Of course, the commitment is not at any cost. Point 4, for example, repeats the commitment to “a guaranteed pension comparable with current provision”, while also acknowledging that such commitment reflects “the clear wish of staff”. But it also notes that the provision of such pensions must meet “the affordability challenges for all parties, within the current regulatory framework”. This is simply a reflection of the constraints of social reality. There is, however, a commitment to discussion of “the role of government in relation to USS”. Presumably, this would involve efforts to lobby government to modify these constraints.
Employers and the union are now therefore united behind the end of finding a way to sustain a guaranteed pension broadly comparable with current provision. But they have not yet found a way to do so, within the constraints of the current valuation. As someone who has been closely following matters, and who has been trying to find a way to move things back to the September limits of these constraints, I can confirm that we’re not there yet.

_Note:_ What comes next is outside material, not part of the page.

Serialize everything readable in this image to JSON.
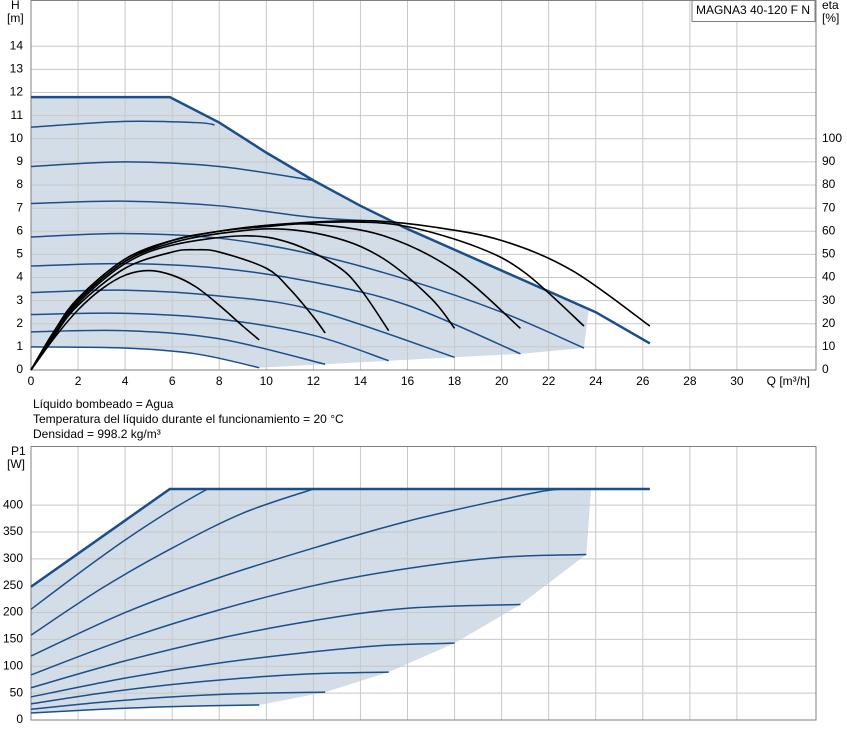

There needs to be a more thorough exploration of the possibilities for sustaining something broadly comparable to our current pension provision, within constraints of affordability and acceptable level of risk. That is what the joint panel of experts will be assigned to do: to find a way of opening up the space to do so. Both sides will appoint members who share the goals spelled out in the text of the offer. And they will apply their expertise to try to come to a joint solution. There will, no doubt, be disagreements regarding affordability, risk, and the best pension design between people appointed by the two parties. But, rather than an antagonistic, zero-sum conflict, it will be a joint attempt to find fair terms of cooperation to the mutual advantage of employers and scheme members.
There is a genuine risk that it will be impossible to find a solution. Even if a solution is possible, each party enters this bearing the risk that the other party will not negotiate in good faith and will try to engineer a solution to their own, rather than mutual, advantage.
There is also the fact that it will be impossible to achieve full clarity, in advance, regarding the flexibility the Pensions Regulator will allow, regarding both timetable and the limits of an acceptable valuation.
It will also be essential that USS demonstrates a willingness to be as accommodating as possible, regarding timetables and the limits of an acceptable valuation.
We need to hope that, now that the employer and the union have finally achieved a mutual understanding regarding the importance of providing “a guaranteed pension broadly comparable with current arrangements”, tPR and USS will do all they can to make this possible, rather than standing in the way.